Further technically addressing broken colour, a skill used today by some artists. Osaretin Eghosa Henry said, "it goes like this: suppose I have an index card that is a permanent light green color. You can see it from across the room easily enough. That is green all right. Now we take an index card that is half, say, cerulean blue, and half cadmium yellow light. I put a hole in the middle of the card and I spin it, in principle, from across the room you will see a similar green but this time the green has more energy. It is alive. It mixes optically at a distance. That is what broken color is supposed to achieve - the actual sensation of light itself"'. He hypothesises.

Affirming the aforementioned position, he says "But without the point of view in painting, the technique is rather empty and vacuous. It is like the dreadful 'style' where someone who thinks they are using an Impressionist method and simple makes a lot of little dabs to create an effect, albeit a rather dead one at that".
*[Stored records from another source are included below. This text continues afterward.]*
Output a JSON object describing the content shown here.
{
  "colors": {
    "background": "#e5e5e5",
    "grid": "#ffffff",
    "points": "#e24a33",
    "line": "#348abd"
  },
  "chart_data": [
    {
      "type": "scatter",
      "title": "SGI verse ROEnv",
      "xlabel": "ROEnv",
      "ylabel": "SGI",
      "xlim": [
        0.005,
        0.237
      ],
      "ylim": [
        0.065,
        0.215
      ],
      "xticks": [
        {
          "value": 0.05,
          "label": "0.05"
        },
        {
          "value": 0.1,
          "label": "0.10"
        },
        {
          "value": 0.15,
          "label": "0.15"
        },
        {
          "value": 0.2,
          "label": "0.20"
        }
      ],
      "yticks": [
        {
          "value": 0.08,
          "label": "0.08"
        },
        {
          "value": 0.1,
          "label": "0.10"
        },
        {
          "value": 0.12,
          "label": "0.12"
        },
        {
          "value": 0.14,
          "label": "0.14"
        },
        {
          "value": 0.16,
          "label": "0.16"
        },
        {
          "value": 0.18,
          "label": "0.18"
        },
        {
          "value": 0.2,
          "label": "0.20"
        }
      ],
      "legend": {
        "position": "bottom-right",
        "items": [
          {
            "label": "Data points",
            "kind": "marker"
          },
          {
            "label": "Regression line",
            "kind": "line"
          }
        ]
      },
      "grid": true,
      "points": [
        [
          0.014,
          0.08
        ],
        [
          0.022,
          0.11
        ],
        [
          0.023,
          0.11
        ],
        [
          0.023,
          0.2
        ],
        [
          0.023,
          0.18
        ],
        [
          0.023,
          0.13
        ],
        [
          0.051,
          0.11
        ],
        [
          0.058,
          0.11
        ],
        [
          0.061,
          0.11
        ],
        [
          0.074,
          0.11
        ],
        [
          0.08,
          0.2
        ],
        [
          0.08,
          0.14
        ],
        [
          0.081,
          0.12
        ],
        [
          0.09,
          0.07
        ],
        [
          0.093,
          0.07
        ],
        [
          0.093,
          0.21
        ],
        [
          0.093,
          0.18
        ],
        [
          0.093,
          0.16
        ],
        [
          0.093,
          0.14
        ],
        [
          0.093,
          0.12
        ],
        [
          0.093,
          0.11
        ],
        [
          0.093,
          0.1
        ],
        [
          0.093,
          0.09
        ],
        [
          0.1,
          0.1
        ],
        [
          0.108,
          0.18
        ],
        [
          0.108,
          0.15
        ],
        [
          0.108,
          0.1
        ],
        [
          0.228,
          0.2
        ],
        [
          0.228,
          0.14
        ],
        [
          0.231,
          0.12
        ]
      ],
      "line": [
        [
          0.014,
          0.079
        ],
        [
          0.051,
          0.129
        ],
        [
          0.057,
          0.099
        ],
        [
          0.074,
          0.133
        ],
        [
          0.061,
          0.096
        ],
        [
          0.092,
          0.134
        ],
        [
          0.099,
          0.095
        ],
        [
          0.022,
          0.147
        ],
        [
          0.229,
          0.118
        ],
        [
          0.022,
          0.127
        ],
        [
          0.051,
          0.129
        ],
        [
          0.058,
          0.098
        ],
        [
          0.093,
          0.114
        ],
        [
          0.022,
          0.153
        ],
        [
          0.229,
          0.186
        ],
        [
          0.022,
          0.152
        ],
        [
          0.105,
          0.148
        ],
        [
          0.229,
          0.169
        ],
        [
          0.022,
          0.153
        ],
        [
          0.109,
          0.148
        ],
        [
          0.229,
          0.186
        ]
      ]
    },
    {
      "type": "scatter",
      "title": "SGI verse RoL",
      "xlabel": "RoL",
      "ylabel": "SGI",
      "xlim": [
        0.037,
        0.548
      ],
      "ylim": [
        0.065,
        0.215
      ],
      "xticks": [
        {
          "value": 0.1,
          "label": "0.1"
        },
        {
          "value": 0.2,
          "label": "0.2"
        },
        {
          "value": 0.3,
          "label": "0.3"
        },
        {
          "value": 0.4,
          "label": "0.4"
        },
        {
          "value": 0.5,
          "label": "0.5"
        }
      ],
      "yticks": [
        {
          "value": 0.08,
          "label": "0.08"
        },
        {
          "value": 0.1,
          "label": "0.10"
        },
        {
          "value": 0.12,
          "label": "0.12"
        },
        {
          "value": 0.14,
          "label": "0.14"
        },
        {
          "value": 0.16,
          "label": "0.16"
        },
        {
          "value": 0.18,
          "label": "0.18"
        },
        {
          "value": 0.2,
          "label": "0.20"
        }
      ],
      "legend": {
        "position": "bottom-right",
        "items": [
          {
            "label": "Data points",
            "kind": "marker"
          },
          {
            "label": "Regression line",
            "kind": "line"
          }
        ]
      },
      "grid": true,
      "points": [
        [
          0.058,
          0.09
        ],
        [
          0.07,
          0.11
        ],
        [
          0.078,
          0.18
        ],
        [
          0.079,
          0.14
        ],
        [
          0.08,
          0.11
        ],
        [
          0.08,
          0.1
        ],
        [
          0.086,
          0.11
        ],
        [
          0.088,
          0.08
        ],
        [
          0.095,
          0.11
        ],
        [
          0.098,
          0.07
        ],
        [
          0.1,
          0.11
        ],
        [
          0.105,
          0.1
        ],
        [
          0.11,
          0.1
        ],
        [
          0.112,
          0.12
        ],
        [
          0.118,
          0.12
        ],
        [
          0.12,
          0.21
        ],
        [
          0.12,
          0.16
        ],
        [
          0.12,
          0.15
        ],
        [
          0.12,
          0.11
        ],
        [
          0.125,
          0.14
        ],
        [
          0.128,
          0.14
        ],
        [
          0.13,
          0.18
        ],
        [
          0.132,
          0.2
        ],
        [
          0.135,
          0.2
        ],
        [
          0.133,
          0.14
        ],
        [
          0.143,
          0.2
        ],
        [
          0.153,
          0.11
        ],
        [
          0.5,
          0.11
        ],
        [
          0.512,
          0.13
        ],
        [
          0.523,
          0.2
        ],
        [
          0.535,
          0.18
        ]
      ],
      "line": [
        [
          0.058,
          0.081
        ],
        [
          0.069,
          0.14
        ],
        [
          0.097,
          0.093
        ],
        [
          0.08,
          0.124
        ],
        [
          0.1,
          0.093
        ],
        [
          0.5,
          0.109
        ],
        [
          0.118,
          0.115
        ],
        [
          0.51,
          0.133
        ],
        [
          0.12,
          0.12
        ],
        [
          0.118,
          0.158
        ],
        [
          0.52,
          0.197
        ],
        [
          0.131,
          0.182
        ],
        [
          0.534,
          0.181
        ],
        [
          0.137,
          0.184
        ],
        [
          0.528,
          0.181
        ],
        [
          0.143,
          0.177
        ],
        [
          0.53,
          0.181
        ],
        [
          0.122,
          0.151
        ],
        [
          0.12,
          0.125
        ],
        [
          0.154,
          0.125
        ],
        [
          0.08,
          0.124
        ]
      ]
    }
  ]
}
Now, articulating what makes his works different from others, he goes down memory lane, saying, "instead of making smooth paintings that referred to classical literature and history, the Insurgents painted the 'real' life around them from boat parties to shoes to streets to haystacks. It was personal and they wanted their personality to show. Hence, they were hedonistic visual treats for the artists who did the work. They tasted the world through their eyes.

For me, the new form of painting is all about the thrill and delight of the visual sensation, which means becoming intimately involved with the sensation of light. It is about painting directly from nature and expressing the rush of your visual, as opposed to ideational sensation on the canvas in such a way that the activity itself is the point, not the painting.
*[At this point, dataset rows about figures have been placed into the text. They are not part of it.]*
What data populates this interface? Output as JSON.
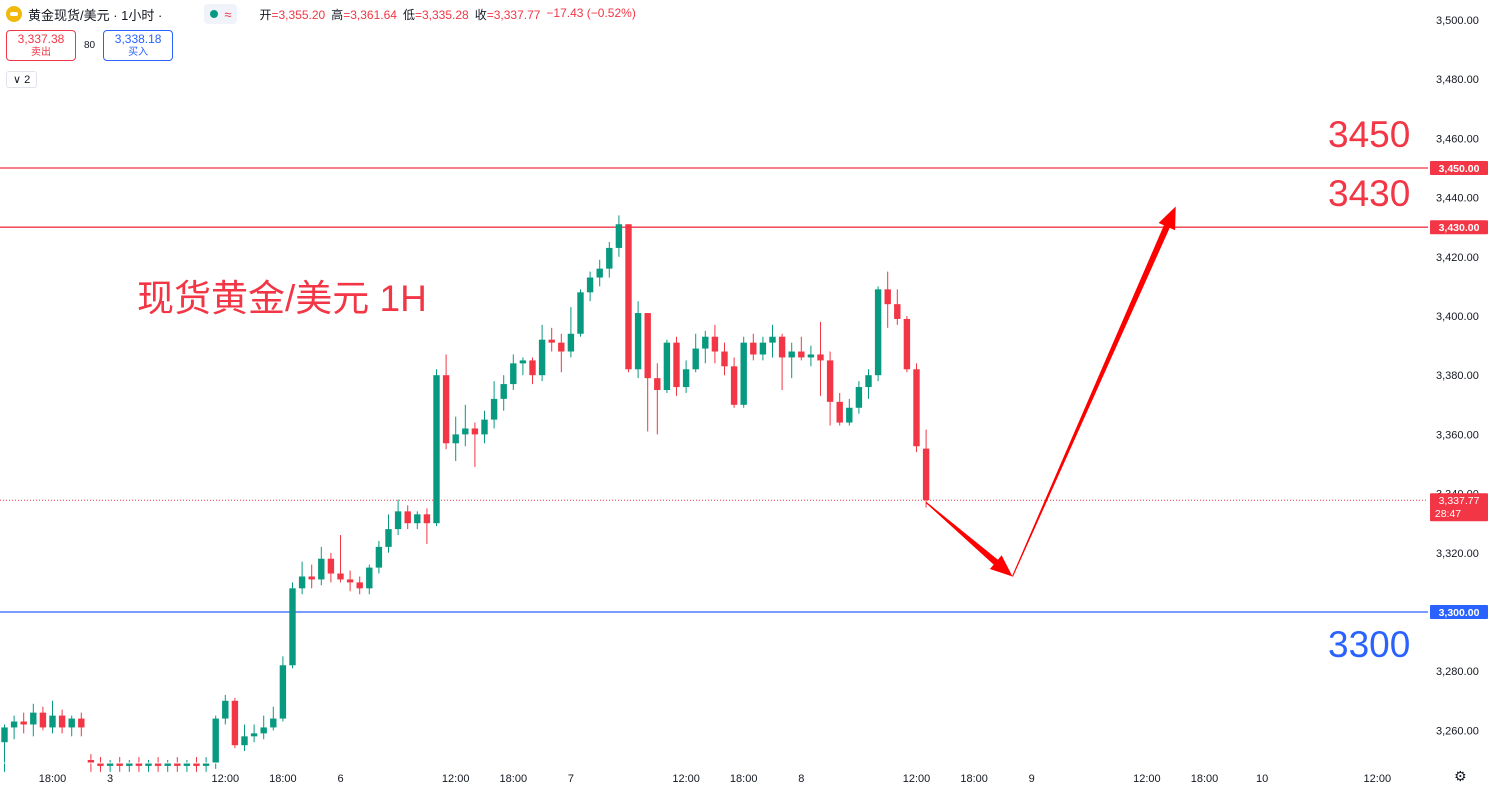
{
  "header": {
    "symbol_title": "黄金现货/美元 · 1小时 ·",
    "wave_icon": "≈",
    "ohlc": [
      {
        "k": "开",
        "v": "=3,355.20"
      },
      {
        "k": "高",
        "v": "=3,361.64"
      },
      {
        "k": "低",
        "v": "=3,335.28"
      },
      {
        "k": "收",
        "v": "=3,337.77"
      },
      {
        "k": "",
        "v": "−17.43 (−0.52%)"
      }
    ]
  },
  "trade": {
    "sell_price": "3,337.38",
    "sell_label": "卖出",
    "spread": "80",
    "buy_price": "3,338.18",
    "buy_label": "买入"
  },
  "indicator_toggle": "∨ 2",
  "annotations": {
    "title": "现货黄金/美元 1H",
    "label_3450": "3450",
    "label_3430": "3430",
    "label_3300": "3300"
  },
  "colors": {
    "up": "#089981",
    "down": "#f23645",
    "resistance": "#f23645",
    "support": "#2962ff",
    "arrow": "#ff0000"
  },
  "chart_data": {
    "type": "candlestick",
    "ylim": [
      3245,
      3503
    ],
    "y_ticks": [
      {
        "v": 3500,
        "t": "3,500.00"
      },
      {
        "v": 3480,
        "t": "3,480.00"
      },
      {
        "v": 3460,
        "t": "3,460.00"
      },
      {
        "v": 3440,
        "t": "3,440.00"
      },
      {
        "v": 3420,
        "t": "3,420.00"
      },
      {
        "v": 3400,
        "t": "3,400.00"
      },
      {
        "v": 3380,
        "t": "3,380.00"
      },
      {
        "v": 3360,
        "t": "3,360.00"
      },
      {
        "v": 3340,
        "t": "3,340.00"
      },
      {
        "v": 3320,
        "t": "3,320.00"
      },
      {
        "v": 3280,
        "t": "3,280.00"
      },
      {
        "v": 3260,
        "t": "3,260.00"
      }
    ],
    "x_ticks": [
      {
        "i": 5,
        "t": "18:00"
      },
      {
        "i": 11,
        "t": "3"
      },
      {
        "i": 23,
        "t": "12:00"
      },
      {
        "i": 29,
        "t": "18:00"
      },
      {
        "i": 35,
        "t": "6"
      },
      {
        "i": 47,
        "t": "12:00"
      },
      {
        "i": 53,
        "t": "18:00"
      },
      {
        "i": 59,
        "t": "7"
      },
      {
        "i": 71,
        "t": "12:00"
      },
      {
        "i": 77,
        "t": "18:00"
      },
      {
        "i": 83,
        "t": "8"
      },
      {
        "i": 95,
        "t": "12:00"
      },
      {
        "i": 101,
        "t": "18:00"
      },
      {
        "i": 107,
        "t": "9"
      },
      {
        "i": 119,
        "t": "12:00"
      },
      {
        "i": 125,
        "t": "18:00"
      },
      {
        "i": 131,
        "t": "10"
      },
      {
        "i": 143,
        "t": "12:00"
      }
    ],
    "candles": [
      {
        "o": 3256,
        "h": 3262,
        "l": 3246,
        "c": 3261
      },
      {
        "o": 3261,
        "h": 3265,
        "l": 3257,
        "c": 3263
      },
      {
        "o": 3263,
        "h": 3266,
        "l": 3259,
        "c": 3262
      },
      {
        "o": 3262,
        "h": 3269,
        "l": 3258,
        "c": 3266
      },
      {
        "o": 3266,
        "h": 3268,
        "l": 3260,
        "c": 3261
      },
      {
        "o": 3261,
        "h": 3270,
        "l": 3259,
        "c": 3265
      },
      {
        "o": 3265,
        "h": 3267,
        "l": 3259,
        "c": 3261
      },
      {
        "o": 3261,
        "h": 3265,
        "l": 3258,
        "c": 3264
      },
      {
        "o": 3264,
        "h": 3266,
        "l": 3258,
        "c": 3261
      },
      {
        "o": 3250,
        "h": 3252,
        "l": 3246,
        "c": 3249
      },
      {
        "o": 3249,
        "h": 3251,
        "l": 3246,
        "c": 3248
      },
      {
        "o": 3248,
        "h": 3250,
        "l": 3246,
        "c": 3249
      },
      {
        "o": 3249,
        "h": 3251,
        "l": 3246,
        "c": 3248
      },
      {
        "o": 3248,
        "h": 3250,
        "l": 3246,
        "c": 3249
      },
      {
        "o": 3249,
        "h": 3251,
        "l": 3246,
        "c": 3248
      },
      {
        "o": 3248,
        "h": 3250,
        "l": 3246,
        "c": 3249
      },
      {
        "o": 3249,
        "h": 3251,
        "l": 3246,
        "c": 3248
      },
      {
        "o": 3248,
        "h": 3250,
        "l": 3246,
        "c": 3249
      },
      {
        "o": 3249,
        "h": 3251,
        "l": 3246,
        "c": 3248
      },
      {
        "o": 3248,
        "h": 3250,
        "l": 3246,
        "c": 3249
      },
      {
        "o": 3249,
        "h": 3251,
        "l": 3246,
        "c": 3248
      },
      {
        "o": 3248,
        "h": 3251,
        "l": 3246,
        "c": 3249
      },
      {
        "o": 3249,
        "h": 3265,
        "l": 3247,
        "c": 3264
      },
      {
        "o": 3264,
        "h": 3272,
        "l": 3262,
        "c": 3270
      },
      {
        "o": 3270,
        "h": 3271,
        "l": 3254,
        "c": 3255
      },
      {
        "o": 3255,
        "h": 3262,
        "l": 3253,
        "c": 3258
      },
      {
        "o": 3258,
        "h": 3262,
        "l": 3256,
        "c": 3259
      },
      {
        "o": 3259,
        "h": 3265,
        "l": 3257,
        "c": 3261
      },
      {
        "o": 3261,
        "h": 3268,
        "l": 3260,
        "c": 3264
      },
      {
        "o": 3264,
        "h": 3285,
        "l": 3263,
        "c": 3282
      },
      {
        "o": 3282,
        "h": 3310,
        "l": 3281,
        "c": 3308
      },
      {
        "o": 3308,
        "h": 3317,
        "l": 3306,
        "c": 3312
      },
      {
        "o": 3312,
        "h": 3316,
        "l": 3308,
        "c": 3311
      },
      {
        "o": 3311,
        "h": 3322,
        "l": 3309,
        "c": 3318
      },
      {
        "o": 3318,
        "h": 3320,
        "l": 3310,
        "c": 3313
      },
      {
        "o": 3313,
        "h": 3326,
        "l": 3310,
        "c": 3311
      },
      {
        "o": 3311,
        "h": 3314,
        "l": 3307,
        "c": 3310
      },
      {
        "o": 3310,
        "h": 3312,
        "l": 3306,
        "c": 3308
      },
      {
        "o": 3308,
        "h": 3316,
        "l": 3306,
        "c": 3315
      },
      {
        "o": 3315,
        "h": 3324,
        "l": 3313,
        "c": 3322
      },
      {
        "o": 3322,
        "h": 3333,
        "l": 3320,
        "c": 3328
      },
      {
        "o": 3328,
        "h": 3338,
        "l": 3326,
        "c": 3334
      },
      {
        "o": 3334,
        "h": 3336,
        "l": 3328,
        "c": 3330
      },
      {
        "o": 3330,
        "h": 3334,
        "l": 3328,
        "c": 3333
      },
      {
        "o": 3333,
        "h": 3335,
        "l": 3323,
        "c": 3330
      },
      {
        "o": 3330,
        "h": 3382,
        "l": 3329,
        "c": 3380
      },
      {
        "o": 3380,
        "h": 3387,
        "l": 3355,
        "c": 3357
      },
      {
        "o": 3357,
        "h": 3366,
        "l": 3351,
        "c": 3360
      },
      {
        "o": 3360,
        "h": 3370,
        "l": 3356,
        "c": 3362
      },
      {
        "o": 3362,
        "h": 3364,
        "l": 3349,
        "c": 3360
      },
      {
        "o": 3360,
        "h": 3368,
        "l": 3357,
        "c": 3365
      },
      {
        "o": 3365,
        "h": 3378,
        "l": 3362,
        "c": 3372
      },
      {
        "o": 3372,
        "h": 3380,
        "l": 3368,
        "c": 3377
      },
      {
        "o": 3377,
        "h": 3387,
        "l": 3375,
        "c": 3384
      },
      {
        "o": 3384,
        "h": 3386,
        "l": 3380,
        "c": 3385
      },
      {
        "o": 3385,
        "h": 3386,
        "l": 3377,
        "c": 3380
      },
      {
        "o": 3380,
        "h": 3397,
        "l": 3378,
        "c": 3392
      },
      {
        "o": 3392,
        "h": 3396,
        "l": 3388,
        "c": 3391
      },
      {
        "o": 3391,
        "h": 3394,
        "l": 3381,
        "c": 3388
      },
      {
        "o": 3388,
        "h": 3403,
        "l": 3386,
        "c": 3394
      },
      {
        "o": 3394,
        "h": 3409,
        "l": 3393,
        "c": 3408
      },
      {
        "o": 3408,
        "h": 3415,
        "l": 3405,
        "c": 3413
      },
      {
        "o": 3413,
        "h": 3419,
        "l": 3410,
        "c": 3416
      },
      {
        "o": 3416,
        "h": 3425,
        "l": 3413,
        "c": 3423
      },
      {
        "o": 3423,
        "h": 3434,
        "l": 3420,
        "c": 3431
      },
      {
        "o": 3431,
        "h": 3431,
        "l": 3381,
        "c": 3382
      },
      {
        "o": 3382,
        "h": 3405,
        "l": 3379,
        "c": 3401
      },
      {
        "o": 3401,
        "h": 3401,
        "l": 3361,
        "c": 3379
      },
      {
        "o": 3379,
        "h": 3384,
        "l": 3360,
        "c": 3375
      },
      {
        "o": 3375,
        "h": 3392,
        "l": 3374,
        "c": 3391
      },
      {
        "o": 3391,
        "h": 3393,
        "l": 3373,
        "c": 3376
      },
      {
        "o": 3376,
        "h": 3385,
        "l": 3374,
        "c": 3382
      },
      {
        "o": 3382,
        "h": 3394,
        "l": 3381,
        "c": 3389
      },
      {
        "o": 3389,
        "h": 3395,
        "l": 3384,
        "c": 3393
      },
      {
        "o": 3393,
        "h": 3397,
        "l": 3384,
        "c": 3388
      },
      {
        "o": 3388,
        "h": 3391,
        "l": 3380,
        "c": 3383
      },
      {
        "o": 3383,
        "h": 3386,
        "l": 3369,
        "c": 3370
      },
      {
        "o": 3370,
        "h": 3393,
        "l": 3369,
        "c": 3391
      },
      {
        "o": 3391,
        "h": 3394,
        "l": 3385,
        "c": 3387
      },
      {
        "o": 3387,
        "h": 3393,
        "l": 3385,
        "c": 3391
      },
      {
        "o": 3391,
        "h": 3397,
        "l": 3386,
        "c": 3393
      },
      {
        "o": 3393,
        "h": 3394,
        "l": 3375,
        "c": 3386
      },
      {
        "o": 3386,
        "h": 3391,
        "l": 3379,
        "c": 3388
      },
      {
        "o": 3388,
        "h": 3393,
        "l": 3385,
        "c": 3386
      },
      {
        "o": 3386,
        "h": 3390,
        "l": 3383,
        "c": 3387
      },
      {
        "o": 3387,
        "h": 3398,
        "l": 3373,
        "c": 3385
      },
      {
        "o": 3385,
        "h": 3388,
        "l": 3363,
        "c": 3371
      },
      {
        "o": 3371,
        "h": 3374,
        "l": 3363,
        "c": 3364
      },
      {
        "o": 3364,
        "h": 3372,
        "l": 3363,
        "c": 3369
      },
      {
        "o": 3369,
        "h": 3378,
        "l": 3367,
        "c": 3376
      },
      {
        "o": 3376,
        "h": 3382,
        "l": 3372,
        "c": 3380
      },
      {
        "o": 3380,
        "h": 3410,
        "l": 3378,
        "c": 3409
      },
      {
        "o": 3409,
        "h": 3415,
        "l": 3396,
        "c": 3404
      },
      {
        "o": 3404,
        "h": 3409,
        "l": 3397,
        "c": 3399
      },
      {
        "o": 3399,
        "h": 3400,
        "l": 3381,
        "c": 3382
      },
      {
        "o": 3382,
        "h": 3384,
        "l": 3354,
        "c": 3356
      },
      {
        "o": 3355.2,
        "h": 3361.64,
        "l": 3335.28,
        "c": 3337.77
      }
    ],
    "horizontal_lines": [
      {
        "value": 3450,
        "label": "3,450.00",
        "color": "#f23645"
      },
      {
        "value": 3430,
        "label": "3,430.00",
        "color": "#f23645"
      },
      {
        "value": 3300,
        "label": "3,300.00",
        "color": "#2962ff"
      }
    ],
    "last_price": {
      "value": 3337.77,
      "label": "3,337.77",
      "countdown": "28:47"
    },
    "projection": [
      {
        "i": 96,
        "v": 3337
      },
      {
        "i": 105,
        "v": 3312
      },
      {
        "i": 122,
        "v": 3437
      }
    ]
  }
}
The young widely travelled painter who wields knowledge in interior painting and design has illustrated several books in Nigeria" " I also love to explore different methods, media, and technique, pastel, water colour, gouache, acrylic and tempera. I believe in colours, as it is what defines me. It is my way of life.

Relishing how he cut his teeth in the art trade, he participated in the Pat-Kairo Undergraduate Art Exhibition and Auchi polytechnic Exhibitions respectively in 2006 while he also took part in the second International Expo in October 2009,a platform where he displayed his works.

In 2009,he participated in "the blossom", an exhibition organised by the Society of Nigerian Artist (SNA) and Song of Gold exhibition themed "Nigeria vs Spain", an exhibition organised by Embassy of Spain. "Treasure of Africa" organised by Egyptian all in 2009 featured his works.

A few other exhibitions he has fully participated are Anatomy of our Independence in September 2010,Nigeria at 50 Enugu, Nigeria at 50 Patriot-portrait awards Lagos amongst others. Osaretin who lives and works in Abuja Osaretin has held over 20 solo exhibitions since 2006.

His work borrows heavily from the pictorial inheritance of Symbolism and Surrealism. There is always a poetic mystery and sense of menace. His works resonate with powerful symbolism, and his landscapes in particular are full of disquieting atmosphere, with objects bathed in half-light and shadows.

Speaking on how he achieves these laudable feats, "for the painting as a whole he selected a range of unifying midtones, especially the blues, greens, and earths, which had similar levels of saturation. By avoiding the most luminous of colours for his brights, which could break the unity, the midtones thus create a subdued flavor to the picture. Osaretin is quoted as saying "when you want to make a portrait, do it in dull weather, or as evening falls."

Henry takes us one stage further though, away from the focal point of the picture, the midtones blend into shadow, colour dissipates into monochromatic darks, much the same as you get on a photographic image with a tight focal range. "I use the Sfumato technique refers to the subtle gradation of tone which is used to obscure sharp edges and create a synergy between lights and shadows in a painting." He speaks.